Adam, Reis’e yakındır. İstediğiniz müteahhiti anabilirsiniz. Mehmet Cengiz mi istersiniz, Nihat Özdemir mi, yoksa Ağaoğlu mu? Yüzdeyi basmış ve ihaleyi almıştır. Söz de dinlemektedir, her işten Reis payını vermektedir. Ve kupon arsalar onundur, 1+1 dairelerde sevgilileri, huri niyetine tutulmaktadır. Araba da ne, helikopteri de verilmiştir. Şimdi, Diyanet İşleri Başkanı’na göre, bu adam zaten cennette değil midir?
Galiba bunlar, halkla dalga geçmektedirler.
Galiba bunların elleri, belleri, dilleri artık ayar tutmuyor.
Galiba bunlar, cennetin efendileri olmuşlardır.
Galiba bunlar, kilisenin Ortaçağ hâlini yaşamaktadırlar.
İslam, İsa’dan yuvarlak hesap, 600 yıl sonra doğdu. Hıristiyanlık, gelişinden 1500 yıl, yuvarlak hesap, sonra, Ortaçağ’da, cennetten arsa satmaktaydı. Bu Hıristiyanlığın 1500 yıl sonrası, İslam’ın doğuşuna eklenirse, yuvarlak hesap 2100 yılları mı eder? Acaba, 1500 yıl geçtikten sonra, dinlerde cennetten arsa pazarlamak, ev satışı yapmak, kupon arazi ayarlamak kural mıdır?

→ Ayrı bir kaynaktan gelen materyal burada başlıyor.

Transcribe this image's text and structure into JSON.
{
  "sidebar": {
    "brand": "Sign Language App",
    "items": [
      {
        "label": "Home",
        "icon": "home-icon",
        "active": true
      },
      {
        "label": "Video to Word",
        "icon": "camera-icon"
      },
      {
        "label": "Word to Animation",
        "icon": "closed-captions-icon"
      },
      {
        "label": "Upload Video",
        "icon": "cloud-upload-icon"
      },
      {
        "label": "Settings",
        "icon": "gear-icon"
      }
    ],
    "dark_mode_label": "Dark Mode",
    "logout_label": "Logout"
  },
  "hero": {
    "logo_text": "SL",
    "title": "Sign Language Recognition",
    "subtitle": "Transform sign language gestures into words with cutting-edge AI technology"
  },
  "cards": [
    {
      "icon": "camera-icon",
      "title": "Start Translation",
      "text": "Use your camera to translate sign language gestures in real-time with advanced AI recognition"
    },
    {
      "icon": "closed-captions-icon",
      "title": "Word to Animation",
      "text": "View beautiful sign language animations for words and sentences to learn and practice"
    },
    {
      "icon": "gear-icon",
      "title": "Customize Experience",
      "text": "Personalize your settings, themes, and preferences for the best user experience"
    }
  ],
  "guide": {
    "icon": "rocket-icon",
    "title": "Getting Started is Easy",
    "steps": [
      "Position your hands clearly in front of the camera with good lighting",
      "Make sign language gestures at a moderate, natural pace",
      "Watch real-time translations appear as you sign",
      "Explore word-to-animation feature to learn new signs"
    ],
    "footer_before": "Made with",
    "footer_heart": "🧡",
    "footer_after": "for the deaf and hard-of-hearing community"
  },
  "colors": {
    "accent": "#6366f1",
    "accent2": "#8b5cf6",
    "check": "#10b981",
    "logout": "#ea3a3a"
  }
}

İşte Saray Rejimi’nin hâlleri bunlardır.
Yüzdeyi vereceksin, en bonkör cinsinden. İhaleyi kapacaksın. Muhalif olana sövecek, Erdoğan’ın her adımını, dönme hızına yetişip öveceksin. Mevkiyi ve yeşil dolarları kapacaksın. Sonra da, tuğlayı koydun mu, cennetteki evinin tapusunu Diyanet’ten alacaksın.
Ne diyelim.
Diyanet İşleri’nin önüne, kuyruk olalım ve cennetten ev tapumuzu alalım. Eğer arsanız nereden olsun bilmiyorsanız, hemen kafayı çalıştırın ve Diyanet İşleri Başkanı’nın evinin civarında olsun deyiverin.